Todo comienza con una molestia leve, difícil de precisar, en el lado derecho de la cabeza. La clave —la mía, por lo menos— para evitar caer en el pozo de la migraña es tomar la pastilla en el momento en que el dolor comienza a hacer acto de presencia.
No logro identificar ese momento. O sí lo hago, pero pienso que, si me quedo quieto y en una posición relajada, va a desaparecer. Como no soy un monje budista, el dolor toma control del lado derecho de la cabeza y, en pocos minutos, domina la situación.
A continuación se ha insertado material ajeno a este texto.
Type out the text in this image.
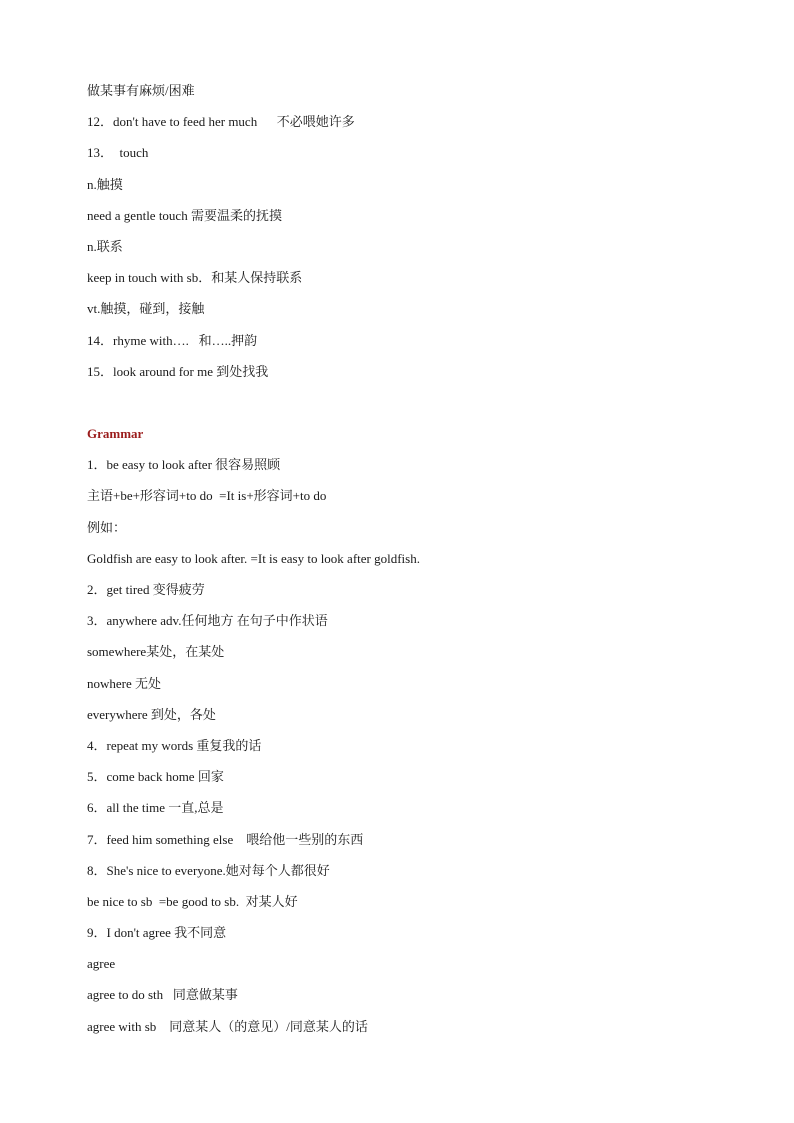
做某事有麻烦/困难
12．don't have to feed her much      不必喂她许多
13．  touch
n.触摸
need a gentle touch 需要温柔的抚摸
n.联系
keep in touch with sb．和某人保持联系
vt.触摸，碰到，接触
14．rhyme with….   和…..押韵
15．look around for me 到处找我
Grammar
1．be easy to look after 很容易照顾
主语+be+形容词+to do  =It is+形容词+to do
例如：
Goldfish are easy to look after. =It is easy to look after goldfish.
2．get tired 变得疲劳
3．anywhere adv.任何地方 在句子中作状语
somewhere某处，在某处
nowhere 无处
everywhere 到处，各处
4．repeat my words 重复我的话
5．come back home 回家
6．all the time 一直,总是
7．feed him something else    喂给他一些别的东西
8．She's nice to everyone.她对每个人都很好
be nice to sb  =be good to sb.  对某人好
9．I don't agree 我不同意
agree
agree to do sth   同意做某事
agree with sb    同意某人（的意见）/同意某人的话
Ahí, tendido en la cama, recuerdo el inicio de Malas Posturas, el cuento de Lina María Parra:
A veces, con el sol picante de las tardes que se estalla contra el cemento, se me despiertan unos dolores terribles que me obligan a encerrarme en la oscuridad y el calor de mi cuarto. Encerrarme a esperar. De vez en cuando me paro como puedo y recorro los escasos tres metros que me separan del baño, apretando los párpados como si se me fueran a salir los ojos, y vómito con una mejilla recostada en la taza del sanitario porque no puedo sostener mi propia cabeza.
Este post debería ser tan preciso como ese párrafo. Qué bien escribe la escritora antioqueña. ¿Cómo lo hace? En fin.
Sea como sea, la pastilla hace efecto después de unos 50 minutos, pero, agotado por el episodio, quedo como desubicado. Como si hubiera pasado una tormenta que me transportó a un lugar que desconozco. Busco en internet y me entero de que experimento algo que se llama resaca de migraña. Después de haber luchado contra el dolor, las neuronas y las células del sistema nervioso central quedan alerta, a la espera de otra embestida del dolor.
A Ángela, una amiga, no le gustaba tomar pastillas. Decía que los medicamentos son malos para el cuerpo y prefería meditar, o simplemente aguantarse el dolor hasta que se esfumara. A mí esa me parece una medida loca y no tengo problema alguno en entregarme a la química y su combinación de moléculas.